Tegan And Sara’s ‘Love You To Death’: Album Review

Stephen Sears | June 3, 2016 8:00 am
In 2013, Canadian sisters Tegan And Sara made a thrilling leap into the mainstream. Seven albums into their 18-year career, they recorded an essentially perfect pop album, Heartthrob. We loved it. The record combined the twins’ sugary-yet-spiked songwriting with L.A. producer Greg Kurstin‘s uncanny skill at recording tracks that sounded like 1984 radio without leaning into pastiche. Fans who loved it were quick to cry, “More please!”

Reunited with Kurstin for 10 more songs,Tegan And Sara’s Love You To Death (out today, ) attempts to extend the pleasure and take them to arena level highs. That’s a tall order.

The album begins promisingly with two fine mid-tempos.”That Girl” bursts from a simple verse into a big, shimmering chorus. No sonic shifts here, but the songcraft is tight. Still, there’s a certain irony to hearing them sing (on “Faint Of Heart”), “Everyone will say it’s dangerous to take this path,” when the album so clearly seems to follow the blueprint of Heartthrob.

Tegan recently told Idolator that their music is “not about sadness, it’s about reality. And reality is heartbreaking. It’s also really exciting to do that over poppy music!  It’s really cathartic.”

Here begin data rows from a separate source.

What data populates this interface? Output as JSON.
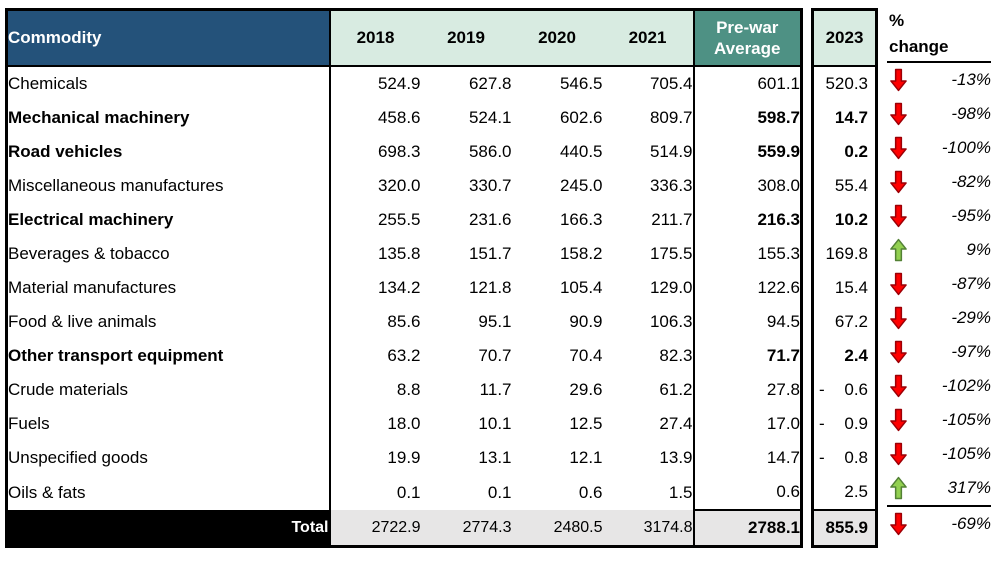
{
  "chart_data": {
    "type": "table",
    "title": "Commodity trade values vs pre-war average",
    "columns": [
      "Commodity",
      "2018",
      "2019",
      "2020",
      "2021",
      "Pre-war Average",
      "2023",
      "% change"
    ],
    "header": {
      "commodity": "Commodity",
      "years": [
        "2018",
        "2019",
        "2020",
        "2021"
      ],
      "prewar_line1": "Pre-war",
      "prewar_line2": "Average",
      "y2023": "2023",
      "pct_line1": "%",
      "pct_line2": "change"
    },
    "rows": [
      {
        "name": "Chemicals",
        "bold": false,
        "values": [
          "524.9",
          "627.8",
          "546.5",
          "705.4"
        ],
        "prewar": "601.1",
        "y2023": "520.3",
        "y2023_negative": false,
        "change_direction": "down",
        "pct_change": "-13%"
      },
      {
        "name": "Mechanical machinery",
        "bold": true,
        "values": [
          "458.6",
          "524.1",
          "602.6",
          "809.7"
        ],
        "prewar": "598.7",
        "y2023": "14.7",
        "y2023_negative": false,
        "change_direction": "down",
        "pct_change": "-98%"
      },
      {
        "name": "Road vehicles",
        "bold": true,
        "values": [
          "698.3",
          "586.0",
          "440.5",
          "514.9"
        ],
        "prewar": "559.9",
        "y2023": "0.2",
        "y2023_negative": false,
        "change_direction": "down",
        "pct_change": "-100%"
      },
      {
        "name": "Miscellaneous manufactures",
        "bold": false,
        "values": [
          "320.0",
          "330.7",
          "245.0",
          "336.3"
        ],
        "prewar": "308.0",
        "y2023": "55.4",
        "y2023_negative": false,
        "change_direction": "down",
        "pct_change": "-82%"
      },
      {
        "name": "Electrical machinery",
        "bold": true,
        "values": [
          "255.5",
          "231.6",
          "166.3",
          "211.7"
        ],
        "prewar": "216.3",
        "y2023": "10.2",
        "y2023_negative": false,
        "change_direction": "down",
        "pct_change": "-95%"
      },
      {
        "name": "Beverages & tobacco",
        "bold": false,
        "values": [
          "135.8",
          "151.7",
          "158.2",
          "175.5"
        ],
        "prewar": "155.3",
        "y2023": "169.8",
        "y2023_negative": false,
        "change_direction": "up",
        "pct_change": "9%"
      },
      {
        "name": "Material manufactures",
        "bold": false,
        "values": [
          "134.2",
          "121.8",
          "105.4",
          "129.0"
        ],
        "prewar": "122.6",
        "y2023": "15.4",
        "y2023_negative": false,
        "change_direction": "down",
        "pct_change": "-87%"
      },
      {
        "name": "Food & live animals",
        "bold": false,
        "values": [
          "85.6",
          "95.1",
          "90.9",
          "106.3"
        ],
        "prewar": "94.5",
        "y2023": "67.2",
        "y2023_negative": false,
        "change_direction": "down",
        "pct_change": "-29%"
      },
      {
        "name": "Other transport equipment",
        "bold": true,
        "values": [
          "63.2",
          "70.7",
          "70.4",
          "82.3"
        ],
        "prewar": "71.7",
        "y2023": "2.4",
        "y2023_negative": false,
        "change_direction": "down",
        "pct_change": "-97%"
      },
      {
        "name": "Crude materials",
        "bold": false,
        "values": [
          "8.8",
          "11.7",
          "29.6",
          "61.2"
        ],
        "prewar": "27.8",
        "y2023": "0.6",
        "y2023_negative": true,
        "change_direction": "down",
        "pct_change": "-102%"
      },
      {
        "name": "Fuels",
        "bold": false,
        "values": [
          "18.0",
          "10.1",
          "12.5",
          "27.4"
        ],
        "prewar": "17.0",
        "y2023": "0.9",
        "y2023_negative": true,
        "change_direction": "down",
        "pct_change": "-105%"
      },
      {
        "name": "Unspecified goods",
        "bold": false,
        "values": [
          "19.9",
          "13.1",
          "12.1",
          "13.9"
        ],
        "prewar": "14.7",
        "y2023": "0.8",
        "y2023_negative": true,
        "change_direction": "down",
        "pct_change": "-105%"
      },
      {
        "name": "Oils & fats",
        "bold": false,
        "values": [
          "0.1",
          "0.1",
          "0.6",
          "1.5"
        ],
        "prewar": "0.6",
        "y2023": "2.5",
        "y2023_negative": false,
        "change_direction": "up",
        "pct_change": "317%"
      }
    ],
    "total": {
      "label": "Total",
      "values": [
        "2722.9",
        "2774.3",
        "2480.5",
        "3174.8"
      ],
      "prewar": "2788.1",
      "y2023": "855.9",
      "y2023_negative": false,
      "change_direction": "down",
      "pct_change": "-69%"
    }
  },
  "colors": {
    "header_blue": "#24527A",
    "header_mint": "#D8EBE1",
    "header_teal": "#4E9184",
    "total_gray": "#E7E6E6",
    "up_arrow_fill": "#92D050",
    "up_arrow_stroke": "#538135",
    "down_arrow_fill": "#FF0000",
    "down_arrow_stroke": "#9C0006",
    "border": "#000000"
  }
}
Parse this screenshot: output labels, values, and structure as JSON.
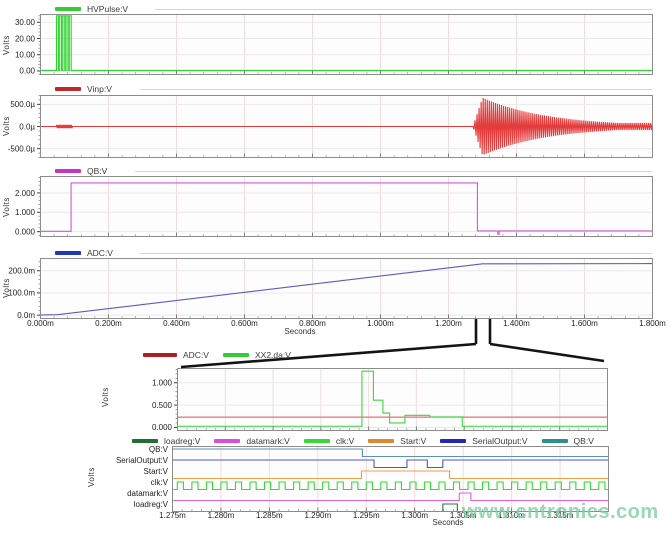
{
  "watermark": {
    "text": "www.cntronics.com",
    "color": "#7fcfa4"
  },
  "units": {
    "x": "Seconds",
    "y": "Volts"
  },
  "chart_data": [
    {
      "id": "hvpulse",
      "type": "line",
      "legend": [
        {
          "label": "HVPulse:V",
          "color": "#33cc33"
        }
      ],
      "ylabel": "Volts",
      "xlim_ms": [
        0,
        1.8
      ],
      "ylim": [
        -2.2,
        34.8
      ],
      "yticks": [
        {
          "v": 0,
          "label": "0.00"
        },
        {
          "v": 10,
          "label": "10.00"
        },
        {
          "v": 20,
          "label": "20.00"
        },
        {
          "v": 30,
          "label": "30.00"
        }
      ],
      "yminor": 2,
      "grid_ms": [
        0.2,
        0.4,
        0.6,
        0.8,
        1.0,
        1.2,
        1.4,
        1.6
      ],
      "minor_ms": 0.04,
      "series": [
        {
          "name": "HVPulse:V",
          "color": "#2ed32e",
          "kind": "pulse_burst",
          "baseline": 0.3,
          "high": 34,
          "burst_start_ms": 0.047,
          "burst_end_ms": 0.094,
          "pulses": 5,
          "duty": 0.6
        }
      ]
    },
    {
      "id": "vinp",
      "type": "line",
      "legend": [
        {
          "label": "Vinp:V",
          "color": "#c22828"
        }
      ],
      "ylabel": "Volts",
      "xlim_ms": [
        0,
        1.8
      ],
      "ylim": [
        -700,
        700
      ],
      "yticks": [
        {
          "v": -500,
          "label": "-500.0µ"
        },
        {
          "v": 0,
          "label": "0.0µ"
        },
        {
          "v": 500,
          "label": "500.0µ"
        }
      ],
      "yminor": 100,
      "grid_ms": [
        0.2,
        0.4,
        0.6,
        0.8,
        1.0,
        1.2,
        1.4,
        1.6
      ],
      "minor_ms": 0.04,
      "series": [
        {
          "name": "Vinp:V",
          "color": "#e43c3c",
          "kind": "ring",
          "unit": "µV",
          "flat": 0,
          "blip": {
            "start_ms": 0.047,
            "end_ms": 0.094,
            "amp": 38,
            "period_ms": 0.004
          },
          "burst": {
            "start_ms": 1.272,
            "ramp_ms": 0.028,
            "peak": 650,
            "tau_ms": 0.19,
            "floor": 80,
            "period_ms": 0.006
          }
        }
      ]
    },
    {
      "id": "qb",
      "type": "line",
      "legend": [
        {
          "label": "QB:V",
          "color": "#c238c2"
        }
      ],
      "ylabel": "Volts",
      "xlim_ms": [
        0,
        1.8
      ],
      "ylim": [
        -0.25,
        2.85
      ],
      "yticks": [
        {
          "v": 0,
          "label": "0.000"
        },
        {
          "v": 1,
          "label": "1.000"
        },
        {
          "v": 2,
          "label": "2.000"
        }
      ],
      "yminor": 0.2,
      "grid_ms": [
        0.2,
        0.4,
        0.6,
        0.8,
        1.0,
        1.2,
        1.4,
        1.6
      ],
      "minor_ms": 0.04,
      "series": [
        {
          "name": "QB:V",
          "color": "#cf5ad0",
          "kind": "steps",
          "points_ms_v": [
            [
              0,
              0.02
            ],
            [
              0.09,
              0.02
            ],
            [
              0.09,
              2.52
            ],
            [
              1.285,
              2.52
            ],
            [
              1.285,
              0.04
            ],
            [
              1.345,
              0.04
            ],
            [
              1.345,
              -0.13
            ],
            [
              1.349,
              -0.13
            ],
            [
              1.349,
              0.04
            ],
            [
              1.8,
              0.04
            ]
          ]
        }
      ]
    },
    {
      "id": "adc",
      "type": "line",
      "legend": [
        {
          "label": "ADC:V",
          "color": "#2336b4"
        }
      ],
      "ylabel": "Volts",
      "xlabel": "Seconds",
      "xlim_ms": [
        0,
        1.8
      ],
      "ylim": [
        -15,
        255
      ],
      "yticks": [
        {
          "v": 0,
          "label": "0.0m"
        },
        {
          "v": 100,
          "label": "100.0m"
        },
        {
          "v": 200,
          "label": "200.0m"
        }
      ],
      "yminor": 20,
      "grid_ms": [
        0.2,
        0.4,
        0.6,
        0.8,
        1.0,
        1.2,
        1.4,
        1.6
      ],
      "minor_ms": 0.04,
      "xticks": [
        {
          "t": 0,
          "label": "0.000m"
        },
        {
          "t": 0.2,
          "label": "0.200m"
        },
        {
          "t": 0.4,
          "label": "0.400m"
        },
        {
          "t": 0.6,
          "label": "0.600m"
        },
        {
          "t": 0.8,
          "label": "0.800m"
        },
        {
          "t": 1.0,
          "label": "1.000m"
        },
        {
          "t": 1.2,
          "label": "1.200m"
        },
        {
          "t": 1.4,
          "label": "1.400m"
        },
        {
          "t": 1.6,
          "label": "1.600m"
        },
        {
          "t": 1.8,
          "label": "1.800m"
        }
      ],
      "series": [
        {
          "name": "ADC:V",
          "color": "#5a5cc0",
          "kind": "line",
          "unit": "mV",
          "points_ms_v": [
            [
              0,
              1
            ],
            [
              0.05,
              2
            ],
            [
              1.3,
              231
            ],
            [
              1.8,
              232
            ]
          ]
        }
      ]
    },
    {
      "id": "adc-zoom-inset",
      "type": "line",
      "legend": [
        {
          "label": "ADC:V",
          "color": "#b01f1f"
        },
        {
          "label": "XX2.da:V",
          "color": "#33cc33"
        }
      ],
      "ylabel": "Volts",
      "xlim_ms": [
        1.275,
        1.32
      ],
      "ylim": [
        -0.07,
        1.32
      ],
      "yticks": [
        {
          "v": 0,
          "label": "0.000"
        },
        {
          "v": 0.5,
          "label": "0.500"
        },
        {
          "v": 1,
          "label": "1.000"
        }
      ],
      "yminor": 0.1,
      "grid_ms": [
        1.28,
        1.285,
        1.29,
        1.295,
        1.3,
        1.305,
        1.31,
        1.315
      ],
      "minor_ms": 0.001,
      "series": [
        {
          "name": "ADC:V",
          "color": "#e05050",
          "kind": "const",
          "value": 0.23
        },
        {
          "name": "XX2.da:V",
          "color": "#3fd43f",
          "kind": "steps",
          "points_ms_v": [
            [
              1.275,
              0.025
            ],
            [
              1.2943,
              0.025
            ],
            [
              1.2943,
              1.26
            ],
            [
              1.2955,
              1.26
            ],
            [
              1.2955,
              0.61
            ],
            [
              1.2965,
              0.61
            ],
            [
              1.2965,
              0.32
            ],
            [
              1.2972,
              0.32
            ],
            [
              1.2972,
              0.1
            ],
            [
              1.2988,
              0.1
            ],
            [
              1.2988,
              0.27
            ],
            [
              1.3014,
              0.27
            ],
            [
              1.3014,
              0.235
            ],
            [
              1.3048,
              0.235
            ],
            [
              1.3048,
              0.025
            ],
            [
              1.32,
              0.025
            ]
          ]
        }
      ]
    },
    {
      "id": "logic-timing",
      "type": "line",
      "legend": [
        {
          "label": "loadreg:V",
          "color": "#216f33"
        },
        {
          "label": "datamark:V",
          "color": "#d84fd8"
        },
        {
          "label": "clk:V",
          "color": "#39d839"
        },
        {
          "label": "Start:V",
          "color": "#e08830"
        },
        {
          "label": "SerialOutput:V",
          "color": "#2525bb"
        },
        {
          "label": "QB:V",
          "color": "#2d8f8f"
        }
      ],
      "ylabel": "Volts",
      "xlabel": "Seconds",
      "xlim_ms": [
        1.275,
        1.32
      ],
      "grid_ms": [
        1.28,
        1.285,
        1.29,
        1.295,
        1.3,
        1.305,
        1.31,
        1.315
      ],
      "minor_ms": 0.001,
      "xticks": [
        {
          "t": 1.275,
          "label": "1.275m"
        },
        {
          "t": 1.28,
          "label": "1.280m"
        },
        {
          "t": 1.285,
          "label": "1.285m"
        },
        {
          "t": 1.29,
          "label": "1.290m"
        },
        {
          "t": 1.295,
          "label": "1.295m"
        },
        {
          "t": 1.3,
          "label": "1.300m"
        },
        {
          "t": 1.305,
          "label": "1.305m"
        },
        {
          "t": 1.31,
          "label": "1.310m"
        },
        {
          "t": 1.315,
          "label": "1.315m"
        }
      ],
      "rows": [
        {
          "label": "QB:V",
          "color": "#5b93ad",
          "kind": "digital",
          "edges": [
            [
              1.275,
              1
            ],
            [
              1.2946,
              0
            ]
          ]
        },
        {
          "label": "SerialOutput:V",
          "color": "#5055c8",
          "kind": "digital",
          "edges": [
            [
              1.275,
              1
            ],
            [
              1.2958,
              0
            ],
            [
              1.2992,
              1
            ],
            [
              1.3013,
              0
            ],
            [
              1.3029,
              1
            ]
          ]
        },
        {
          "label": "Start:V",
          "color": "#eda04a",
          "kind": "digital",
          "edges": [
            [
              1.275,
              0
            ],
            [
              1.2945,
              1
            ],
            [
              1.3036,
              0
            ]
          ]
        },
        {
          "label": "clk:V",
          "color": "#39d839",
          "kind": "clock",
          "period_ms": 0.0015,
          "duty": 0.42,
          "first_ms": 1.2755
        },
        {
          "label": "datamark:V",
          "color": "#e060e0",
          "kind": "digital",
          "edges": [
            [
              1.275,
              0
            ],
            [
              1.3046,
              1
            ],
            [
              1.3058,
              0
            ]
          ]
        },
        {
          "label": "loadreg:V",
          "color": "#2a7a3a",
          "kind": "digital",
          "edges": [
            [
              1.275,
              0
            ],
            [
              1.3029,
              1
            ],
            [
              1.3044,
              0
            ]
          ]
        }
      ]
    }
  ]
}
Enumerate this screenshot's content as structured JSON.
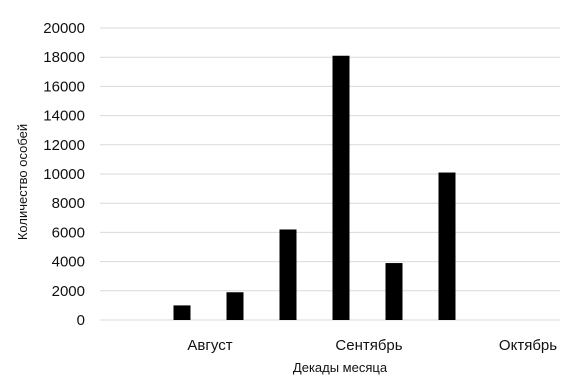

Whether that catharsis can be heard on the LYTD is a big question. The songs reveal themselves over multiple listens, but there’s a certain sameness to the three-minute song structures and arrangements. Tracks like “Dying To Know” and the ’80s-loving ballad “Hang Onto The Night” just don’t zing like they should.

LYTD is a more personal project, and that’s a good thing. The album’s heartbreaker ballad, “100x” plays like it’s for a former lover, but Sara recently told the press that it’s about her treatment of Tegan over the years: “It was wrong of me to hurt such a big part of you,” Similarly, “White Knuckles” seems to lurk in the darker recesses of the twins’ relationship, with its threat to “break that mirror in two.”

Tegan told Idolator that it’s “good to put yourself in a new scenario where you are pushed outside of your comfort zone.” And the duo have been honest in interviews about wanting to hit the next level in the pop game. The trick is that musicians can’t necessarily create to that goal. It’s just magic that happens. Tegan And Sara have talent and integrity in spades; LYTD is quality pop, though hopefully it’s the precursor to more daring risks ahead.